Whether or not the Privacy Rule is adhered to is not an IRB responsibility, and the IRB shouldn’t make it one, Kopecky says. "The HIPAA rules are really here to ensure privacy of a patient’s records," he says. "IRBs are overwhelmed as it is and really can’t get into the role of policing and regulating privacy issues."

  • Stem cell research and gene transfer therapy. Both issues will appear on IRB radars this year, Puglisi said during the conference. "Multi regulatory and ethical issues surround the use of stem cells and gene transfer research," he tells IRB Advisor. Issues include questions about the level of protection human embryos deserve and at what stage of development, the appropriate use of stored biologic materials, and the possible mutation of vectors used in gene transfer therapy into active diseases.

"Clinicians are just scratching the surface on this and we need to have both clinicians and experts in gene issues involved when putting together guidelines," says Kopecky.

(Editor’s note: Puglisi suggests these web sites for more information on the ethical considerations related to stem cell research — www4.od.nih.gov/oba/; www.georgetown.edu/research/nrcbl/nbac/execsumm.pdf; or www.georgetown.edu/research/nrcbl/nbac/hbm_exec.pdf. Information on gene transfer therapy can be found at www.dnapolicy.org/genetics/transfer.jhtml.)

  • Accreditation. In 2001, the Association for the Accreditation of Human Research Protection Programs (AAHRPP) formed. AAHRPP is a voluntary accreditation program requiring that applicants meet a rigorous set of performance standards and submit to an on-site evaluation. To date, they have accredited 18 institutions.

Right around the same time, the National Committee for Quality Assurance (NCQA) developed an accrediting program for the Department of Veteran Affairs. In 2003, NCQA and the Joint Commission on Accreditation of Healthcare Organizations formed the Partnership for Human Research Protection (PHRP) accreditation program. To date, PHRP has accredited seven organizations, four of which are independent review boards.

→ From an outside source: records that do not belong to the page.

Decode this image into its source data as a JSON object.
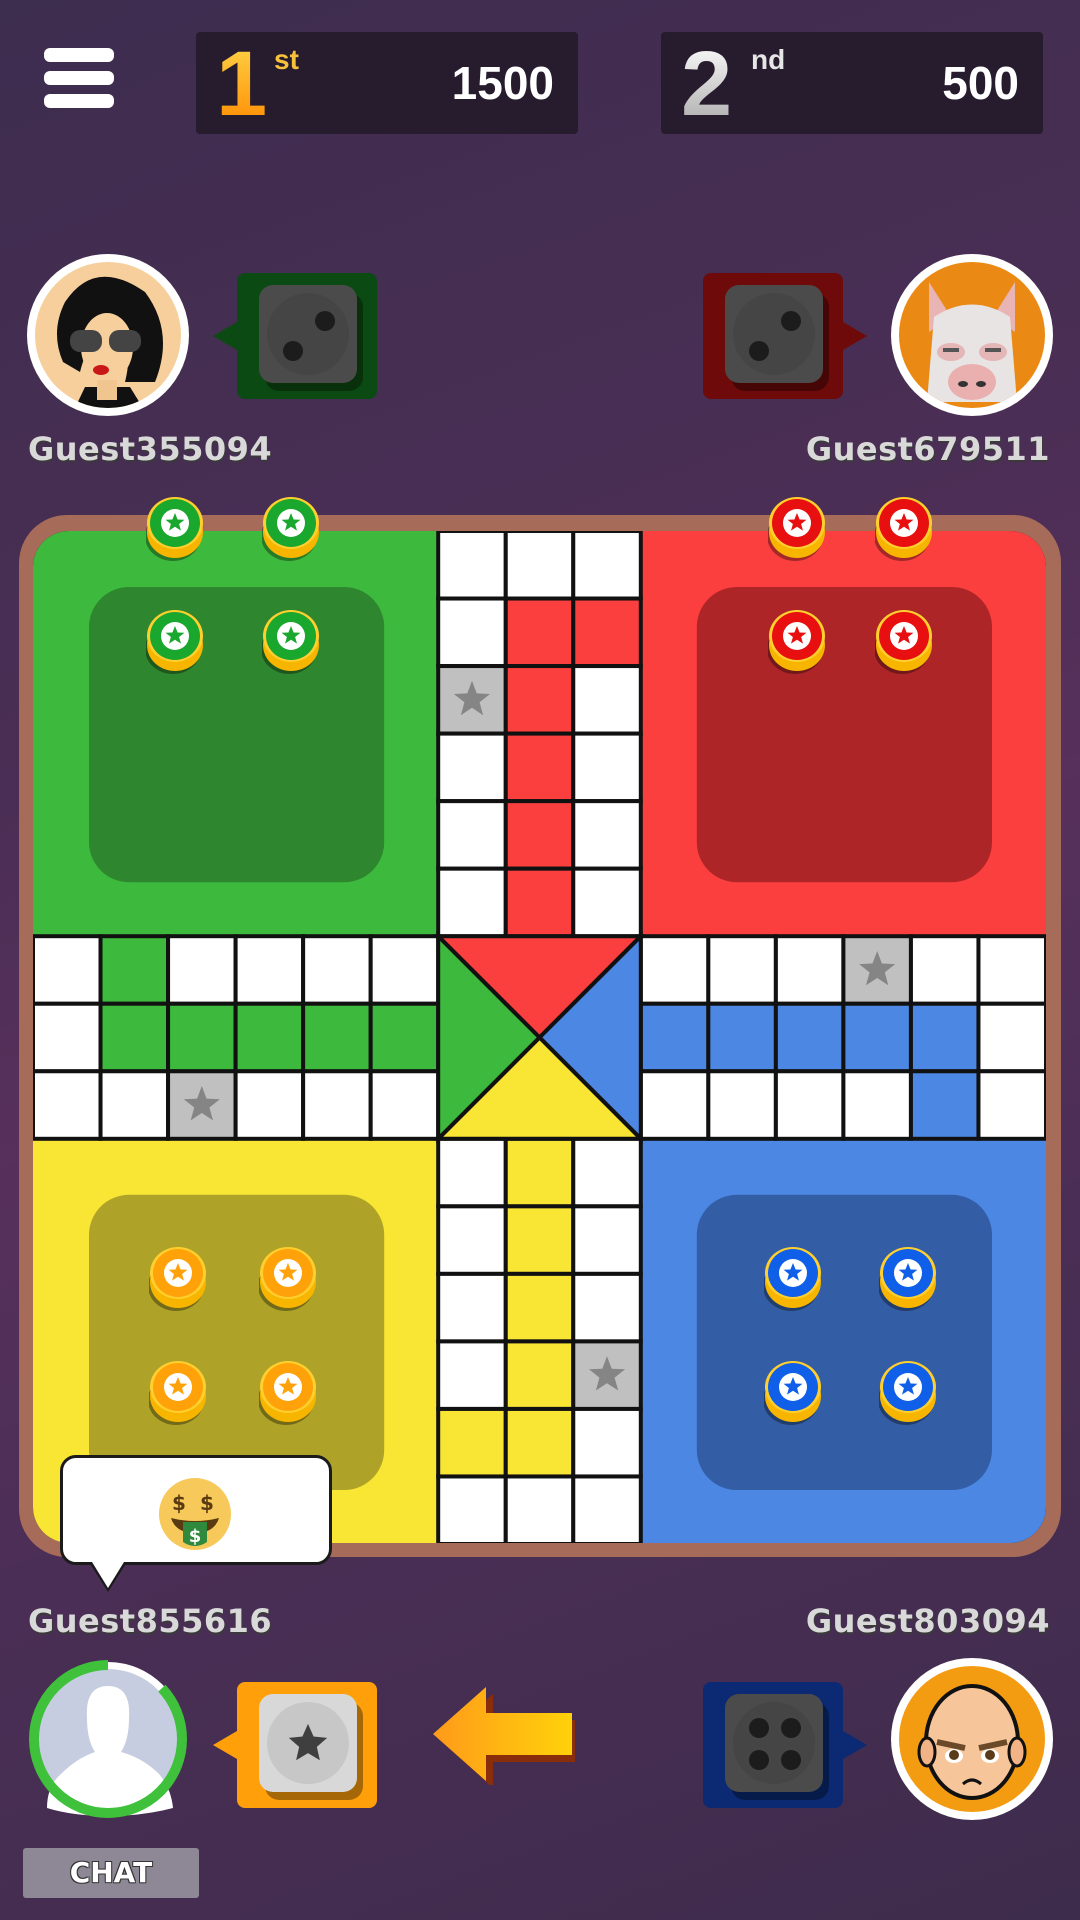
{
  "menu": {
    "icon": "hamburger-menu-icon"
  },
  "leaderboard": [
    {
      "rank": "1",
      "suffix": "st",
      "score": "1500"
    },
    {
      "rank": "2",
      "suffix": "nd",
      "score": "500"
    }
  ],
  "players": {
    "top_left": {
      "name": "Guest355094",
      "color": "green",
      "avatar": "woman-sunglasses-avatar",
      "dice_value": 2,
      "dice_bg": "#0b4a12"
    },
    "top_right": {
      "name": "Guest679511",
      "color": "red",
      "avatar": "pig-avatar",
      "dice_value": 2,
      "dice_bg": "#6e0a0a"
    },
    "bottom_left": {
      "name": "Guest855616",
      "color": "yellow",
      "avatar": "default-silhouette-avatar",
      "dice_value": "star",
      "dice_bg": "#ff9f0a",
      "turn_timer_remaining": 0.87,
      "is_current_turn": true,
      "chat_emoji": "🤑"
    },
    "bottom_right": {
      "name": "Guest803094",
      "color": "blue",
      "avatar": "bald-man-avatar",
      "dice_value": 4,
      "dice_bg": "#0b2a73"
    }
  },
  "turn_indicator": {
    "icon": "left-arrow-icon",
    "points_to": "bottom_left"
  },
  "board": {
    "colors": {
      "green": "#3dba3d",
      "red": "#fb3f3f",
      "yellow": "#f9e534",
      "blue": "#4d87e4",
      "green_dark": "#2e862e",
      "red_dark": "#ae2528",
      "yellow_dark": "#aea328",
      "blue_dark": "#335ea6",
      "safe": "#c0c0c0",
      "frame": "#a76b5a"
    },
    "tokens_at_home": {
      "green": 4,
      "red": 4,
      "yellow": 4,
      "blue": 4
    }
  },
  "chat": {
    "label": "CHAT"
  }
}
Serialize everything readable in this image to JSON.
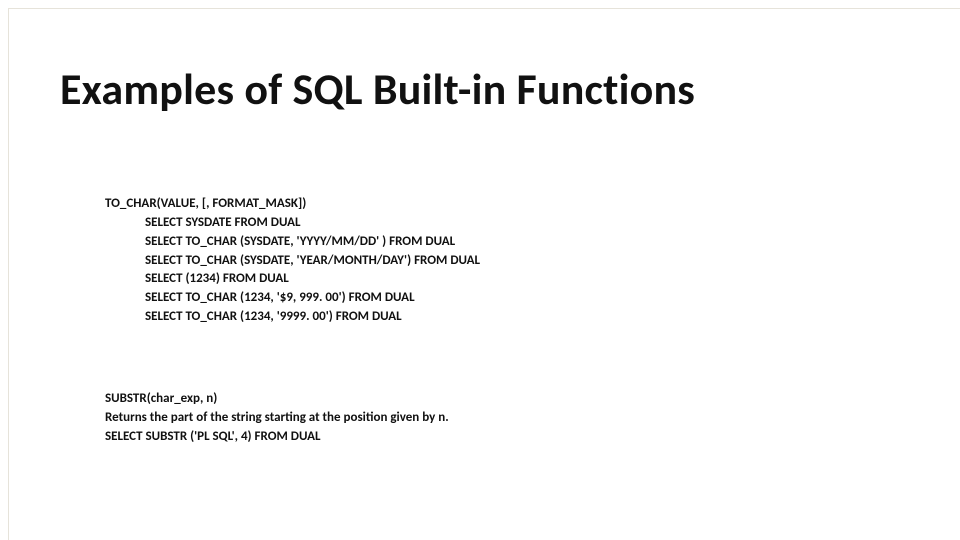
{
  "title": "Examples of SQL Built-in Functions",
  "block1": {
    "heading": "TO_CHAR(VALUE, [, FORMAT_MASK])",
    "lines": [
      "SELECT SYSDATE FROM DUAL",
      "SELECT TO_CHAR (SYSDATE, 'YYYY/MM/DD' ) FROM DUAL",
      "SELECT TO_CHAR (SYSDATE, 'YEAR/MONTH/DAY') FROM DUAL",
      "SELECT (1234) FROM DUAL",
      " SELECT TO_CHAR (1234, '$9, 999. 00') FROM DUAL",
      "SELECT TO_CHAR (1234, '9999. 00') FROM DUAL"
    ]
  },
  "block2": {
    "heading": "SUBSTR(char_exp, n)",
    "lines": [
      "Returns the part of the string starting at the position given by n.",
      "SELECT SUBSTR ('PL SQL', 4) FROM DUAL"
    ]
  }
}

"Accreditation remains an issue, but not a critical one. Right now, it is in the Wouldn’t it be nice’ phase, as opposed to We need to do it now.’ In three years, this may not be the case," Waxman says.

Accreditation should be global first, then individual, says Kopecky. "First is institutional accreditation; second is individual and coordinator [accreditation]. We have to be more diligent in educating our principal investigators as to the proper way to perform research. In the not-too-distant future, we will all understand that clinical research has to be done by individuals who are trained in it."